Grossi says IAEA considers Zaporizhzhia as Ukrainian
Russian President Vladimir Putin on Wednesday issued a decree in which the Zaporizhzhia nuclear power plant was transferred to Russian control and to oversight by the Russian nuclear regulator, as part of the annexations he has announced of parts of Ukraine. (Read more about the decree and the reaction to it here)
However, Ukraine has rejected the decree as a "null and void", has rejected the annexations, and nuclear power plant operator Engeroatom says it continues to own and run the plant, which has been occupied by the Russian military since early March, but which has continued to be operated by its Ukrainian staff.
Grossi travelled to Ukraine on Thursday, with plans to also visit Russia in the coming days, as part of continuing efforts to establish a safety and security zone around the plant. The aim is to try to minimise the risk of conflict harming the security of the site, parts of which have been hit by shelling over the past few months, which the two sides blame on the other.
The decree announced by the Russian president came hours before Grossi held talks with the Ukrainian president, during which the president thanked Grossi "for the fact that your employees work on the ground with Ukrainian specialists" and also for his help in the release on Monday of the director general of the nuclear power plant, Ihor Murashov, who had been detained by Russian forces last Friday.
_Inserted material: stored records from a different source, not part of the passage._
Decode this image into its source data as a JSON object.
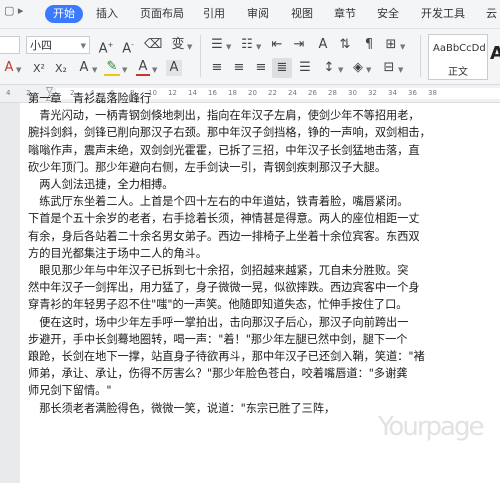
{
  "menu": {
    "left_icons": "▢ ▸",
    "items": [
      "开始",
      "插入",
      "页面布局",
      "引用",
      "审阅",
      "视图",
      "章节",
      "安全",
      "开发工具",
      "云"
    ],
    "active_index": 0
  },
  "ribbon": {
    "font_name": "",
    "font_size": "小四",
    "style_sample": "AaBbCcDd",
    "style_name": "正文",
    "style_more": "A"
  },
  "ruler": {
    "ticks": [
      "4",
      "2",
      "2",
      "4",
      "6",
      "8",
      "10",
      "12",
      "14",
      "16",
      "18",
      "20",
      "22",
      "24",
      "26",
      "28",
      "30",
      "32",
      "34",
      "36",
      "38"
    ]
  },
  "document": {
    "paragraphs": [
      "第一章　青衫磊落险峰行",
      "　青光闪动，一柄青钢剑倏地刺出，指向在年汉子左肩，使剑少年不等招用老，",
      "腕抖剑斜，剑锋已削向那汉子右颈。那中年汉子剑挡格，铮的一声响，双剑相击，",
      "嗡嗡作声，震声未绝，双剑剑光霍霍，已拆了三招，中年汉子长剑猛地击落，直",
      "砍少年顶门。那少年避向右侧，左手剑诀一引，青钢剑疾刺那汉子大腿。",
      "　两人剑法迅捷，全力相搏。",
      "　练武厅东坐着二人。上首是个四十左右的中年道姑，铁青着脸，嘴唇紧闭。",
      "下首是个五十余岁的老者，右手捻着长须，神情甚是得意。两人的座位相距一丈",
      "有余，身后各站着二十余名男女弟子。西边一排椅子上坐着十余位宾客。东西双",
      "方的目光都集注于场中二人的角斗。",
      "　眼见那少年与中年汉子已拆到七十余招，剑招越来越紧，兀自未分胜败。突",
      "然中年汉子一剑挥出，用力猛了，身子微微一晃，似欲摔跌。西边宾客中一个身",
      "穿青衫的年轻男子忍不住\"嗤\"的一声笑。他随即知道失态，忙伸手按住了口。",
      "　便在这时，场中少年左手呼一掌拍出，击向那汉子后心，那汉子向前跨出一",
      "步避开，手中长剑蓦地圈转，喝一声：\"着！\"那少年左腿已然中剑，腿下一个",
      "踉跄，长剑在地下一撑，站直身子待欲再斗，那中年汉子已还剑入鞘，笑道：\"褚",
      "师弟，承让、承让，伤得不厉害么？\"那少年脸色苍白，咬着嘴唇道：\"多谢龚",
      "师兄剑下留情。\"",
      "　那长须老者满脸得色，微微一笑，说道：\"东宗已胜了三阵，"
    ]
  },
  "watermark": "Yourpage"
}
Zelensky also said that it remained his view that the only way to ensure the full safety of the plant was for the Russian forces to withdraw from it, and its full demilitarisation.
In a media conference after the talks Grossi said: “We want this war to stop, the war should stop immediately and of course the position of the IAEA is that this facility (Zaporizhzhia) is a Ukrainian facility.”
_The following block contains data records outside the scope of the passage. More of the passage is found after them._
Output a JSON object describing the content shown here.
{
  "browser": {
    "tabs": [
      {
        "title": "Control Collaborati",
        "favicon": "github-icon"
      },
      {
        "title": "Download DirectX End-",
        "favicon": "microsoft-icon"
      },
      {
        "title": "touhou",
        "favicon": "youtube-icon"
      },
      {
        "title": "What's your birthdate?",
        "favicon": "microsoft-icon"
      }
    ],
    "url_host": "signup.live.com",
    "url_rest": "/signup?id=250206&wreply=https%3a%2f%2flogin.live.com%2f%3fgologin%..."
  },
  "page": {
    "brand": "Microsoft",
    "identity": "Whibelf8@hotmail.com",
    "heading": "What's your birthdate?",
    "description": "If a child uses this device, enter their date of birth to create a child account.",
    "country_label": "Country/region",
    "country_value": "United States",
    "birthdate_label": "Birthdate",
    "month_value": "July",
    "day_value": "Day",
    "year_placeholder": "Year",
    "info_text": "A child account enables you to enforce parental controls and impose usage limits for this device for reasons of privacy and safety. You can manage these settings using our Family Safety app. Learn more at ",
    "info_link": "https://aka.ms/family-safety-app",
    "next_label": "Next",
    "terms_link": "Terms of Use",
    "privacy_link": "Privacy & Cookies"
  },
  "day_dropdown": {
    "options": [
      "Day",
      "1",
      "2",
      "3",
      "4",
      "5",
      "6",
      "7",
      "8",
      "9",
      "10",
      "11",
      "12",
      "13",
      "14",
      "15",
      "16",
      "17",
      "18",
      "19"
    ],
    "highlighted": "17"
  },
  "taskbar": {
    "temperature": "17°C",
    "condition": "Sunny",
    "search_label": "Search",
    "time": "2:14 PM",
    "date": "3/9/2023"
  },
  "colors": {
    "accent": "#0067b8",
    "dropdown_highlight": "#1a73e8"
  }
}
Grossi was also asked whether he would boycott any move to force the plant’s employees to transfer to the newly created Russian operator. He said: "I can neither boycott or play along, I have to do the right thing and the right thing in this case is first of all to look after the security, the safety and the well-being of the staff and, when it comes to the contractual changes that may be coming as a result of the announcement, that is something that I will have to be discussing in Russia in the next few days. There is not much clarity about the extent of the proposed changes. But for us, it is obvious that since this is a Ukrainian facility the ownership is on Energoatom. Any change will be a complex issue and we are going to try to know more about it and the consequences."
He added: "We are an international organisation, we are guided by international law. Annexations are not accepted under international law, the United Nations Charter and other instruments. So this is very clear, but there are practical consequences and I am dealing with those as well."
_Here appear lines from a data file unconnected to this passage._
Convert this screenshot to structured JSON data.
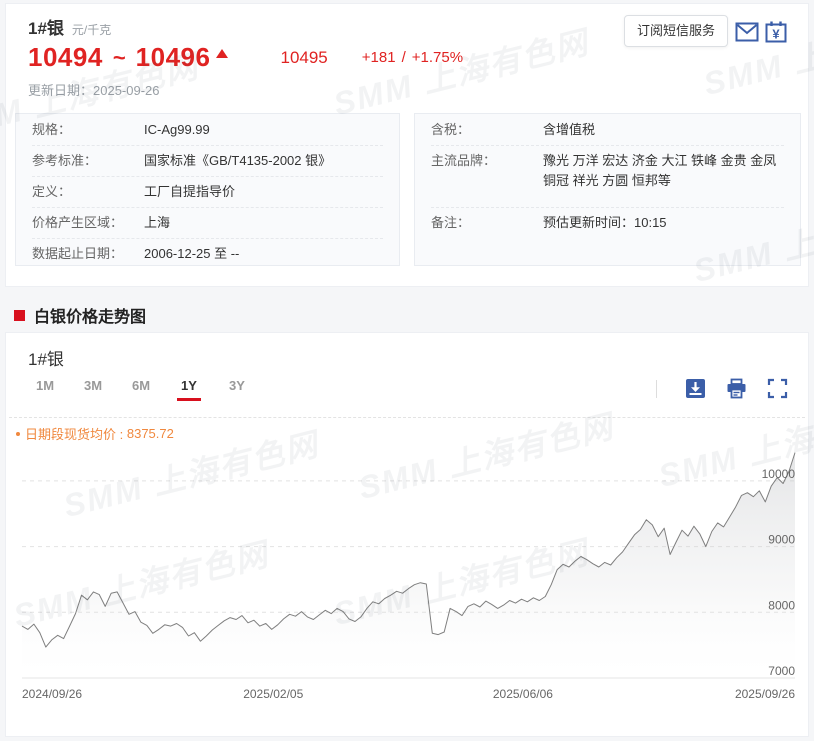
{
  "watermark": "SMM 上海有色网",
  "header": {
    "product": "1#银",
    "unit": "元/千克",
    "price_range": {
      "low": "10494",
      "tilde": "~",
      "high": "10496"
    },
    "avg": "10495",
    "change": "+181",
    "slash": "/",
    "change_pct": "+1.75%",
    "update_label": "更新日期：",
    "update_date": "2025-09-26",
    "subscribe_button": "订阅短信服务",
    "icons": {
      "mail": "mail-icon",
      "price_calendar": "price-calendar-icon"
    }
  },
  "info_left": {
    "rows": [
      {
        "label": "规格：",
        "value": "IC-Ag99.99"
      },
      {
        "label": "参考标准：",
        "value": "国家标准《GB/T4135-2002 银》"
      },
      {
        "label": "定义：",
        "value": "工厂自提指导价"
      },
      {
        "label": "价格产生区域：",
        "value": "上海"
      },
      {
        "label": "数据起止日期：",
        "value": "2006-12-25 至 --"
      }
    ]
  },
  "info_right": {
    "rows": [
      {
        "label": "含税：",
        "value": "含增值税"
      },
      {
        "label": "主流品牌：",
        "value": "豫光 万洋 宏达 济金 大江 铁峰 金贵 金凤 铜冠 祥光 方圆 恒邦等"
      },
      {
        "label": "备注：",
        "value": "预估更新时间：10:15"
      }
    ]
  },
  "section_title": "白银价格走势图",
  "chart": {
    "title": "1#银",
    "tabs": [
      {
        "label": "1M",
        "active": false
      },
      {
        "label": "3M",
        "active": false
      },
      {
        "label": "6M",
        "active": false
      },
      {
        "label": "1Y",
        "active": true
      },
      {
        "label": "3Y",
        "active": false
      }
    ],
    "toolbar_icons": [
      "save-image-icon",
      "print-icon",
      "fullscreen-icon"
    ],
    "avg_label": "日期段现货均价 :",
    "avg_value": "8375.72",
    "chart_data": {
      "type": "area",
      "title": "1#银",
      "legend": [],
      "grid": "horizontal-dashed",
      "y_axis_side": "right",
      "y_min": 7000,
      "y_ticks": [
        7000,
        8000,
        9000,
        10000
      ],
      "x_ticks": [
        {
          "label": "2024/09/26",
          "pos": 0
        },
        {
          "label": "2025/02/05",
          "pos": 0.325
        },
        {
          "label": "2025/06/06",
          "pos": 0.648
        },
        {
          "label": "2025/09/26",
          "pos": 1
        }
      ],
      "period_avg": 8375.72,
      "values": [
        7790,
        7740,
        7820,
        7690,
        7470,
        7580,
        7650,
        7600,
        7790,
        7980,
        8260,
        8190,
        8310,
        8270,
        8090,
        8290,
        8310,
        8140,
        7970,
        8010,
        7850,
        7800,
        7680,
        7740,
        7810,
        7790,
        7830,
        7770,
        7640,
        7690,
        7560,
        7640,
        7730,
        7800,
        7870,
        7920,
        7890,
        7950,
        7840,
        7880,
        7790,
        7830,
        7740,
        7810,
        7900,
        7970,
        7940,
        8010,
        7930,
        7890,
        7960,
        8030,
        7980,
        8060,
        8010,
        7900,
        7860,
        7930,
        8060,
        8160,
        8130,
        8210,
        8260,
        8320,
        8290,
        8360,
        8420,
        8450,
        8430,
        7680,
        7660,
        7700,
        8060,
        8010,
        7950,
        8090,
        8130,
        8080,
        8170,
        8120,
        8060,
        8110,
        8180,
        8140,
        8200,
        8160,
        8220,
        8180,
        8240,
        8420,
        8650,
        8730,
        8690,
        8780,
        8850,
        8800,
        8740,
        8690,
        8760,
        8720,
        8830,
        8920,
        9050,
        9180,
        9260,
        9410,
        9330,
        9150,
        9280,
        8880,
        9070,
        9250,
        9160,
        9310,
        9190,
        9000,
        9230,
        9360,
        9300,
        9450,
        9600,
        9780,
        9820,
        9760,
        9850,
        9680,
        9920,
        10050,
        9960,
        10150,
        10430
      ]
    }
  },
  "colors": {
    "brand_red": "#d8101e",
    "price_red": "#e02322",
    "icon_blue": "#3b5ea8",
    "avg_orange": "#f0883e",
    "line_gray": "#808080"
  }
}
Asked how "tough" he would be when speaking to the Russian side, Grossi said: "It’s not a matter of being tough or of being soft. The IAEA as an international organisation has a mission and has a legal parameter to do it. We are being consistent, we are not changing what we have said and what needs to be done - everybody agrees on one thing, which is that a nuclear accident must be prevented by all means."
He said he continued to work on establishing the safety and security zone around the plant, saying that it was not something "that can be formed out of thin air - this is an unprecedented situation".